Pasaba el tiempo sumido en sus pensamientos, y cuanto más pensaba, más se desesperaba. No podía tener a Leigh y quedarse en Inglaterra. No había ninguna esperanza de que eso sucediese. Si bien era cierto que poseía casas seguras, con su nombre real, siempre existía el riesgo de que alguien revelara quién era. Sobre todo ahora que Luton lo había visto y conocía su nombre, su rostro y su máscara. Si llevaba una vida temeraria en solitario solo corría riesgo él, pero vivir sabiendo que cada momento que pasase en compañía de Leigh ella corría el peligro de que la ahorcasen junto a él era una historia completamente distinta.

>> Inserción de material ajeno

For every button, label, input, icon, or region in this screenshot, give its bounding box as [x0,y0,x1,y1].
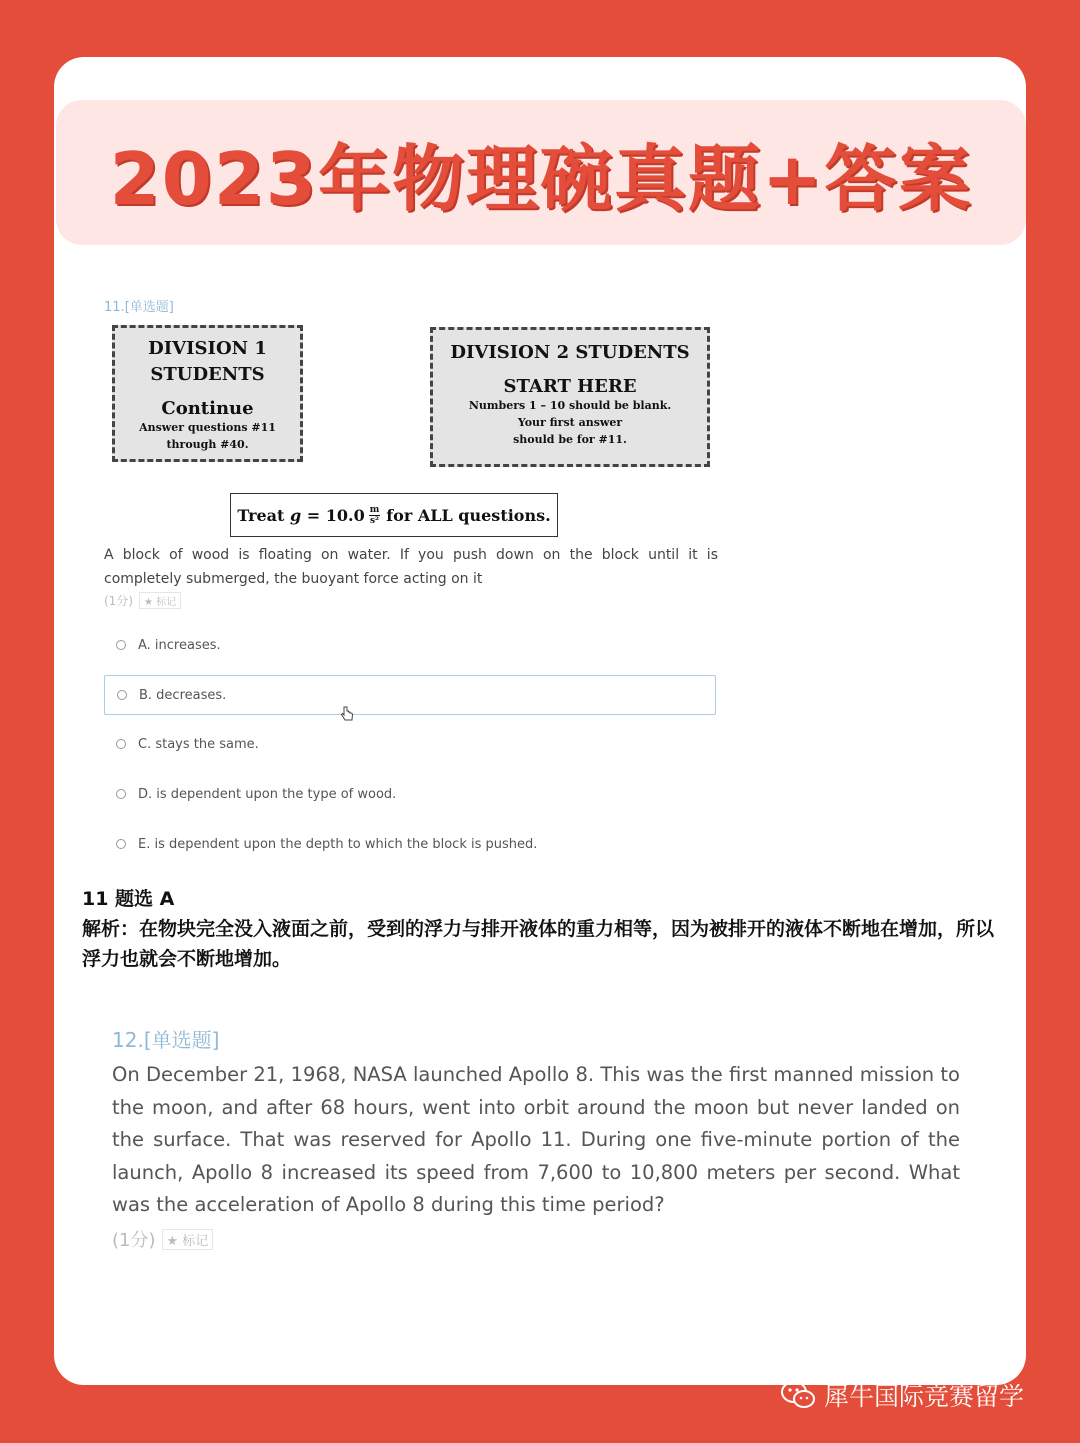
watermark [780,1377,1024,1413]
question-12-number: 12.[单选题] [112,1028,220,1052]
option-d[interactable]: D. is dependent upon the type of wood. [104,774,716,814]
question-12-score: (1分) ★ 标记 [112,1226,213,1252]
hand-cursor-icon [340,706,354,722]
answer-explanation: 解析：在物块完全没入液面之前，受到的浮力与排开液体的重力相等，因为被排开的液体不断地在增加，所以浮力也就会不断地增加。 [82,918,995,970]
option-c[interactable]: C. stays the same. [104,724,716,764]
gravity-note-box: Treat g = 10.0 $\frac{m}{\text{s²}}$ for ALL questions. [230,493,558,537]
radio-icon[interactable] [116,839,126,849]
wechat-icon [780,1380,816,1410]
division-2-box: DIVISION 2 STUDENTS START HERE Numbers 1 – 10 should be blank. Your first answer should be for #11. [430,327,710,467]
answer-section [82,884,1012,974]
radio-icon[interactable] [116,739,126,749]
question-11-score: (1分) ★ 标记 [104,592,181,609]
question-12-text: On December 21, 1968, NASA launched Apollo 8. This was the first manned mission to the moon, and after 68 hours, went into orbit around the moon but never landed on the surface. That was reserved for Apollo 11. During one five-minute portion of the launch, Apollo 8 increased its speed from 7,600 to 10,800 meters per second. What was the acceleration of Apollo 8 during this time period? [112,1063,960,1216]
question-11-number: 11.[单选题] [104,300,174,315]
answer-title: 11 题选 A [82,888,175,910]
option-b[interactable]: B. decreases. [104,675,716,715]
radio-icon[interactable] [116,789,126,799]
radio-icon[interactable] [117,690,127,700]
page-title: 2023年物理碗真题+答案 [109,136,973,221]
mark-button[interactable]: ★ 标记 [162,1229,214,1250]
question-11-text: A block of wood is floating on water. If you push down on the block until it is completely submerged, the buoyant force acting on it [104,547,718,587]
option-e[interactable]: E. is dependent upon the depth to which the block is pushed. [104,824,716,864]
title-banner [56,100,1026,245]
mark-button[interactable]: ★ 标记 [139,592,181,609]
watermark-text: 犀牛国际竞赛留学 [824,1382,1025,1411]
radio-icon[interactable] [116,640,126,650]
division-1-box: DIVISION 1 STUDENTS Continue Answer questions #11 through #40. [112,325,303,462]
option-a[interactable]: A. increases. [104,625,716,665]
unit-fraction: $\frac{m}{\text{s²}}$ [369,504,380,526]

Solo quedaba el exilio; su única posibilidad era aquella vida absurda que llevaba cuando ella lo encontró rodeado de cuadros a medio acabar. Cuando trataba de imaginarse pidiéndole que renunciase a su futuro para unirse a él en el olvido, sabía que la humillación que eso suponía lo paralizaría.

Así que se retrasaba, no cumplía su promesa y estaba aterido y malhumorado. Cuando empezó el deshielo, montó a lomos de Mistral y se dirigió valle abajo con Nemo tras ellos. La herida del lobo había cicatrizado, pero la del muslo de S.T. todavía le causaba dolor. No sabía adónde se dirigía ni cuál era su objetivo, pero, vive Dios, no iba a esconderse de nuevo en una cueva helada, tal como había hecho para ponerse a salvo casi cuatro años atrás cuando se refugió en el Col du Noir.

Se sentía perdido, deprimido y sin rumbo. Viajó despacio, evitó las poblaciones y cruzó la frontera a través de las inhóspitas Cheviot Hills, en la región donde los ladrones de ganado hacían incursiones nocturnas y después desaparecían de nuevo entre las brumas.

Tras recorrer la zona y detenerse de vez en cuando en una granja solitaria para comprar comida a alguna taciturna granjera, llegó al sur, a los lagos de Westmoreland. Llevaba una semana de viaje cuando dejó atrás la sombría neblina de Shap Fell y se vio rodeado de una clara luz crepuscular; vislumbró el pueblo de Kendal, rodeado de su fértil valle y, de súbito, sintió el deseo de pasar la noche en una cama.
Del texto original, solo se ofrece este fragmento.